The announcement came during a ceremony in Maputo at which Deputy Foreign Minister Nyeleti Mondlane and the Chinese ambassador, Su Jian, signed various economic and technical cooperation agreements.

The debt pardoned is 239.26 million yuans (about 36 million US dollars, at current exchange rates), and it is interest on Chinese loans that should have been paid by the end of this year. The full amount of Mozambique's debt to China was not revealed.

Mondlane said that this debt cancellation was of great importance since it allowed Mozambique to re-programme its budget, and apply to other areas the resources that would otherwise have been used in debt servicing.

One of the new agreements signed is for a Chinese grant of 15 million dollars for a new airport to serve Xai-Xai, capital of the southern province of Gaza. Xai-Xai is the only one of Mozambique's provincial capitals that currently does not have an airport.

The new airport will be built in Chonguene district, 26 kilometres from Xai-Xai.
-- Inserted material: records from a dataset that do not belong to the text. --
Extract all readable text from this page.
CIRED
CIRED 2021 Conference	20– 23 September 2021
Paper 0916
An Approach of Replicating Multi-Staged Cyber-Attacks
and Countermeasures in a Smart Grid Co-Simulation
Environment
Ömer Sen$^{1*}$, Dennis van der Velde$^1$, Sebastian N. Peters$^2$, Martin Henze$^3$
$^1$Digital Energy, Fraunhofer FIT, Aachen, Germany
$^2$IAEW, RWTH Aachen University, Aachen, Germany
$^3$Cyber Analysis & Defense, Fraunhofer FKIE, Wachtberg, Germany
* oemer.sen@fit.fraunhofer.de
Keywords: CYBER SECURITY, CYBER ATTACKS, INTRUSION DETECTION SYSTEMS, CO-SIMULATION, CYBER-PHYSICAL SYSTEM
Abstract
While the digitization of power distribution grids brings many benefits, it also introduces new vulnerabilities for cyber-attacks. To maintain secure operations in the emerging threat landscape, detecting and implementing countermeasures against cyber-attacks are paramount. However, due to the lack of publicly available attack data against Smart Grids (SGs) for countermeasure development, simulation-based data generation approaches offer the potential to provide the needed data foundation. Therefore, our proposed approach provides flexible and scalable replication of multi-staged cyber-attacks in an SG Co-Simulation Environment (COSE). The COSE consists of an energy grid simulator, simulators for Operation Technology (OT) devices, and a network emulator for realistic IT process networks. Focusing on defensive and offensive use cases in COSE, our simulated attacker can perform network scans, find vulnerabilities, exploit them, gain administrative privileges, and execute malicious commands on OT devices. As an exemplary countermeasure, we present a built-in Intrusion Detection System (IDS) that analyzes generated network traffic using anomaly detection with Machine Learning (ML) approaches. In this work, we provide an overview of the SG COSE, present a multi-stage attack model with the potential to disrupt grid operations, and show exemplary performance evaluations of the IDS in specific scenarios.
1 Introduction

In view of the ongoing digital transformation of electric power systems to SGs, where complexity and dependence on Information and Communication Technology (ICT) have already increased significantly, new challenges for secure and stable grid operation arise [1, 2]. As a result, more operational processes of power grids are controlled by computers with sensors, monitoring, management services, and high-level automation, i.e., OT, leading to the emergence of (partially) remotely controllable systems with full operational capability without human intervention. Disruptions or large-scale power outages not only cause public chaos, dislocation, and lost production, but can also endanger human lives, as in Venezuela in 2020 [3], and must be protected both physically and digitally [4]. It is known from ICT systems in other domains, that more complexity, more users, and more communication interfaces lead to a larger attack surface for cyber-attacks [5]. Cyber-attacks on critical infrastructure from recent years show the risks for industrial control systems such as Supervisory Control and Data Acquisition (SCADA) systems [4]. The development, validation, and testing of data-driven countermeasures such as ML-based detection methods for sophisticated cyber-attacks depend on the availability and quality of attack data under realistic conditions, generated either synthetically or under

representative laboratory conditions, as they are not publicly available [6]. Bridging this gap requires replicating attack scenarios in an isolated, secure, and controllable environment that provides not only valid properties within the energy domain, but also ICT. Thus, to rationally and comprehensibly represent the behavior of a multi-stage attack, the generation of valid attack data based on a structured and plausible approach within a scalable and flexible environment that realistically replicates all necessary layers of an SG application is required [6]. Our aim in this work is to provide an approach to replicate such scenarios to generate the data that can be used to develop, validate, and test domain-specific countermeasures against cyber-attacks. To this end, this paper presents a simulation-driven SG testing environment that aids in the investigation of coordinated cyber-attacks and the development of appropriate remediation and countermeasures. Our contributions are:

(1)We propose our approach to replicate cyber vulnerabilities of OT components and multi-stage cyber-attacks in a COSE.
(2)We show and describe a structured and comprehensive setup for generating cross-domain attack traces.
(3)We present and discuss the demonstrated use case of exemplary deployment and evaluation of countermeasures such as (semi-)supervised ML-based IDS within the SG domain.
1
It is planned to occupy an area of 4,000 hectares, and will have a 1,600 metre long runway.

Mondlane said that, because of Xai-Xai's proximity to Maputo, the new airport could play an important role as an alternative to Maputo International Airport in emergency situations.

An airport, she believed, will also put Gaza on the regional and international circuit in terms of developing tourism, and would help attract investment to other areas where Gaza has great potential, including mining and agro-industry.

The Chinese grant alone is not enough to build an airport from scratch, and the government is hoping to mobilise a further 35 million dollars to make the project a reality.

Su Jian stressed the traditional relations between China and Mozambique which date back to the struggle for Mozambique's independence from Portuguese colonial rule, and which he regarded as a solid basis for continuing cooperation.

"In the last two years, although the Mozambican economy is facing some temporary difficulties, we have always remained confident in the potential for Mozambique's development", said the ambassador. "In 2017 there has been visible progress in the pragmatic cooperation between the two countries".